Le CTTR a été un élément important de l’action du gouvernement princier depuis le début de la crise sanitaire, et surtout lorsqu’il a fallu stopper net l’économie pendant le confinement. Il a permis de fortement limiter les licenciements, et il a donc facilité la reprise économique. Heureusement, le CTTR concerne aujourd’hui de moins en moins de monde : environ 1 200 salariés en juillet 2021, la majorité de ceux qui en avaient bénéficié ayant pu reprendre leur travail. L’objectif est, bien sûr, d’arriver progressivement à la fin du CTTR.

Certains secteurs restent néanmoins plus affaiblis que d’autres ?

Comme je l’évoquais, la situation n’est cependant pas la même dans tous les secteurs, et certains connaissent encore des temps difficiles. Il faut alors systématiquement se poser la question, certes cruelle, de la survie de certaines entreprises. Ont-elles une chance de rebondir prochainement, ou sont-elles vouées à disparaître ? Le CTTR est une aide provisoire, une solution ponctuelle, pour surmonter la crise le moins douloureusement possible, qui ne peut pas remplacer ad vitam aeternam un manque d’activité économique. Si les chances sont négligeables qu’un salarié en CTTR puisse un jour prochain reprendre son travail, il vaut mieux pour lui être remis en recherche d’emploi, pour qu’il ait la liberté d’évoluer, voire de se reconvertir. Toute autre solution a un coût pour tous et fige le développement économique.

« Il était essentiel pour moderniser notre droit social d’inscrire, de façon pérenne, la possibilité pour les entreprises d’aménager le temps de travail sur une période supérieure à la semaine »

Philippe Ortelli

L’Union des syndicats de Monaco (USM) réclame notamment un salaire minimum monégasque de 2 250 euros brut : est-ce légitime ?

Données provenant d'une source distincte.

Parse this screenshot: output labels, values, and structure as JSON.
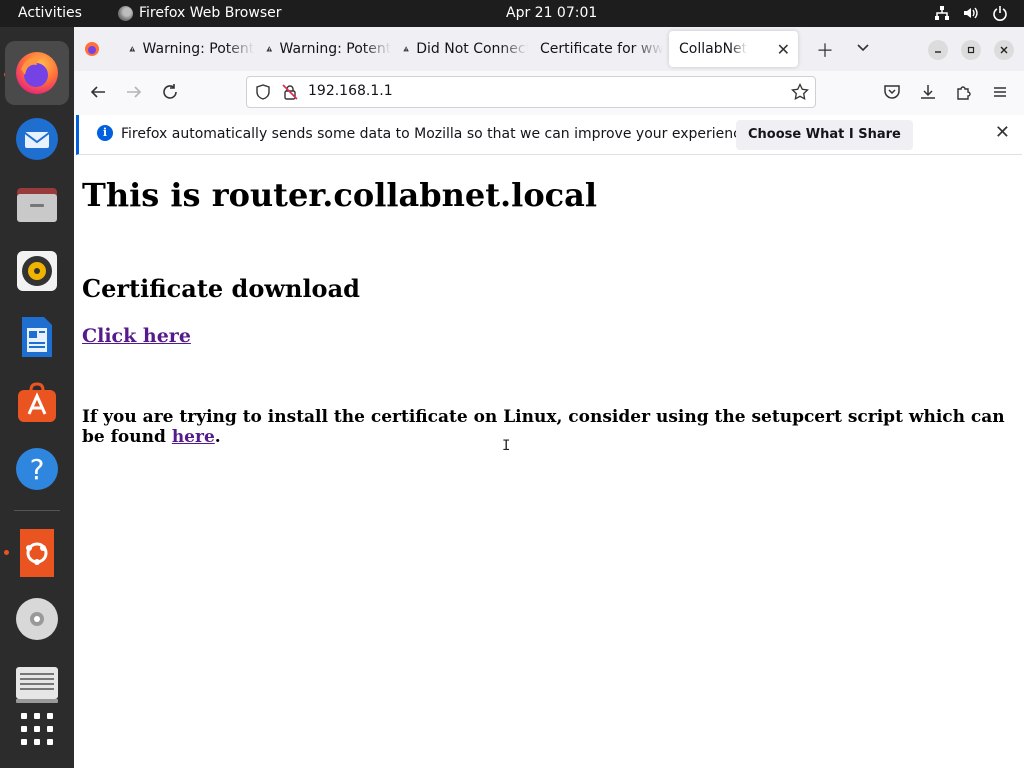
{
  "topbar": {
    "activities": "Activities",
    "app_name": "Firefox Web Browser",
    "clock": "Apr 21  07:01"
  },
  "dock": {
    "items": [
      {
        "name": "firefox-icon",
        "active": true,
        "running": true
      },
      {
        "name": "thunderbird-icon"
      },
      {
        "name": "files-icon"
      },
      {
        "name": "rhythmbox-icon"
      },
      {
        "name": "libreoffice-writer-icon"
      },
      {
        "name": "app-center-icon"
      },
      {
        "name": "help-icon"
      },
      {
        "name": "ubuntu-installer-icon",
        "running": true
      },
      {
        "name": "disc-icon"
      },
      {
        "name": "terminal-icon"
      },
      {
        "name": "show-apps-icon"
      }
    ]
  },
  "tabs": [
    {
      "label": "",
      "icon": "firefox-icon"
    },
    {
      "label": "Warning: Potential Security Risk Ahead",
      "icon": "warning-icon"
    },
    {
      "label": "Warning: Potential Security Risk Ahead",
      "icon": "warning-icon"
    },
    {
      "label": "Did Not Connect: Potential Security Issue",
      "icon": "warning-icon"
    },
    {
      "label": "Certificate for www",
      "icon": ""
    },
    {
      "label": "CollabNet",
      "icon": "",
      "active": true
    }
  ],
  "urlbar": {
    "url": "192.168.1.1"
  },
  "notification": {
    "message": "Firefox automatically sends some data to Mozilla so that we can improve your experience.",
    "button": "Choose What I Share"
  },
  "page": {
    "title": "This is router.collabnet.local",
    "section_heading": "Certificate download",
    "download_link": "Click here",
    "note_before": "If you are trying to install the certificate on Linux, consider using the setupcert script which can be found ",
    "note_link": "here",
    "note_after": "."
  },
  "colors": {
    "accent_blue": "#0060df",
    "ubuntu_orange": "#e95420",
    "visited_link": "#551a8b"
  }
}
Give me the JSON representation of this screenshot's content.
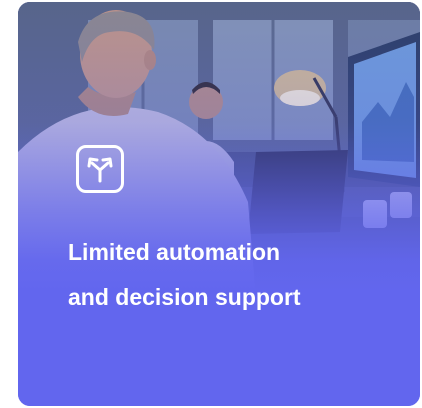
{
  "card": {
    "title_line1": "Limited automation",
    "title_line2": "and decision support",
    "icon": "split-arrows-icon",
    "background_image": "office-workers-at-monitors-photo"
  },
  "colors": {
    "accent": "#6266ee",
    "text": "#ffffff",
    "page_background": "#ffffff"
  }
}
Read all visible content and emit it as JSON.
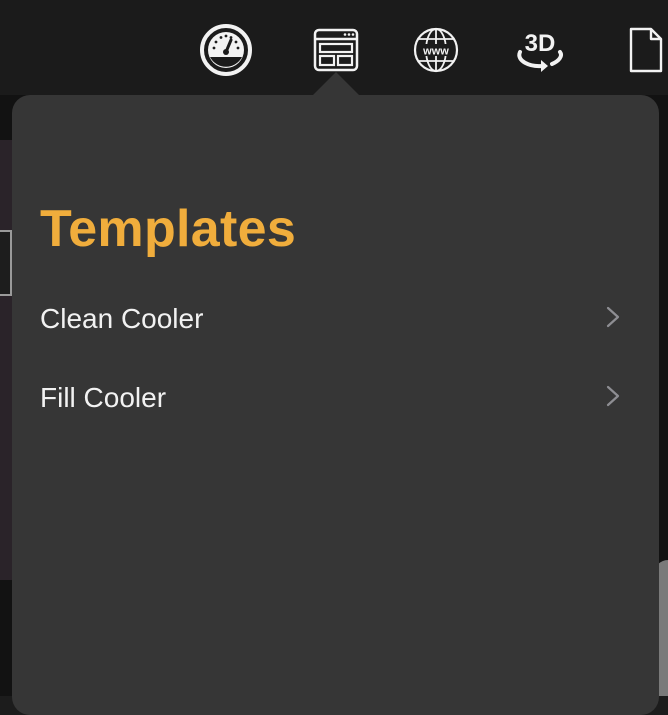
{
  "toolbar": {
    "buttons": [
      {
        "name": "dashboard",
        "icon": "gauge-icon"
      },
      {
        "name": "templates",
        "icon": "layout-template-icon"
      },
      {
        "name": "web",
        "icon": "globe-www-icon",
        "text": "www"
      },
      {
        "name": "3d",
        "icon": "rotate-3d-icon",
        "text": "3D"
      },
      {
        "name": "document",
        "icon": "document-icon"
      }
    ]
  },
  "popover": {
    "title": "Templates",
    "items": [
      {
        "label": "Clean Cooler"
      },
      {
        "label": "Fill Cooler"
      }
    ]
  },
  "colors": {
    "toolbar_bg": "#1b1b1b",
    "popover_bg": "#363636",
    "title_accent": "#f0ad3c",
    "text": "#f2f2f2",
    "chevron": "#8e8e93"
  }
}
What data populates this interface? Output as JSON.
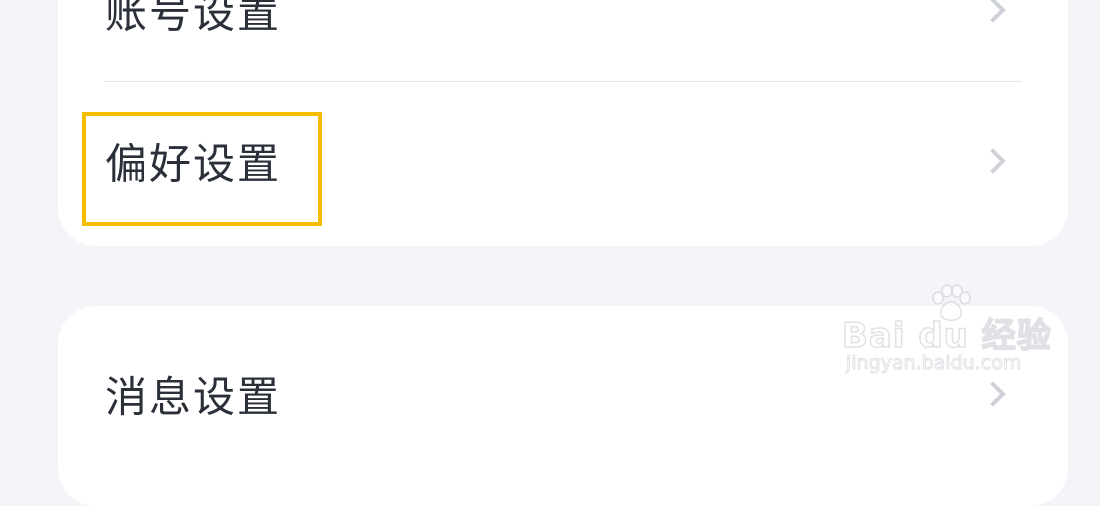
{
  "settings": {
    "group1": {
      "account_label": "账号设置",
      "preference_label": "偏好设置"
    },
    "group2": {
      "message_label": "消息设置"
    }
  },
  "watermark": {
    "brand": "Bai du 经验",
    "site": "jingyan.baidu.com"
  },
  "colors": {
    "background": "#f4f5f9",
    "card": "#ffffff",
    "text": "#2a2f3a",
    "chevron": "#cfd2d8",
    "highlight": "#f5bd00"
  },
  "icons": {
    "chevron": "chevron-right-icon",
    "watermark_logo": "baidu-paw-icon"
  }
}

Une telle requête, purement démagogique, est très dangereuse. Et pas seulement parce qu’elle est inadaptée à notre situation économique et provoquerait donc une forte hausse du chômage. Le salaire minimum doit rester un plancher, d’ailleurs très peu atteint à Monaco. L’essentiel n’est pas la valeur de ce salaire minimum, mais celle du salaire médian : combien de personnes ont pu dépasser ce minimum et s’épanouir ? De plus, l’expérience en France a montré qu’une forte hausse du salaire minimum n’a pas provoqué une hausse du salaire général, bien au contraire : énormément de salariés ont été rattrapés par le minimum, et ne l’ont plus jamais dépassé, ce qui a, bien sûr, eu un effet destructeur sur leur moral et leur motivation.

L’USM réclame également un meilleur remboursement des actes médicaux ?

Le régime de santé monégasque est plus généreux qu’en France, puisque les salariés bénéficient d’un remboursement effectué par les Caisses de compensation des services sociaux (CCSS), généralement calculé sur la base du taux de 80 % du ticket modérateur, la seule part de 20 % étant laissée à leur charge. Comparativement, l’assurance maladie française ne rembourse généralement qu’entre 60 % et 70 %, sans oublier la participation forfaitaire de 1 euro qui reste aussi à la charge de l’assuré.

La couverture monégasque est donc plus performante ?

La couverture sociale monégasque est particulièrement avantageuse pour les salariés. D’abord, parce que c’est l’employeur qui paie la totalité des cotisations maladie, maternité, invalidité, et les allocations familiales à la CCSS, ce qui signifie un revenu net meilleur pour les salariés, sans Contribution sociale généralisée (CSG), ni Contribution pour le remboursement de la dette sociale (CRDS). Mais aussi parce que, depuis 1978, à Monaco, pour renforcer la protection des salariés, la Caisse de garantie des créances des salariés (CGCS), à laquelle ne cotisent que les employeurs, garantit les salaires lorsqu’une entreprise est déclarée être en « difficultés économiques » par le tribunal. Demander encore davantage, au risque de menacer à terme la stabilité et la viabilité de ce système, ne serait pas donc vraiment pas raisonnable ! En toutes circonstances, et encore plus dans la période incertaine que nous traversons, il faut savoir raison garder.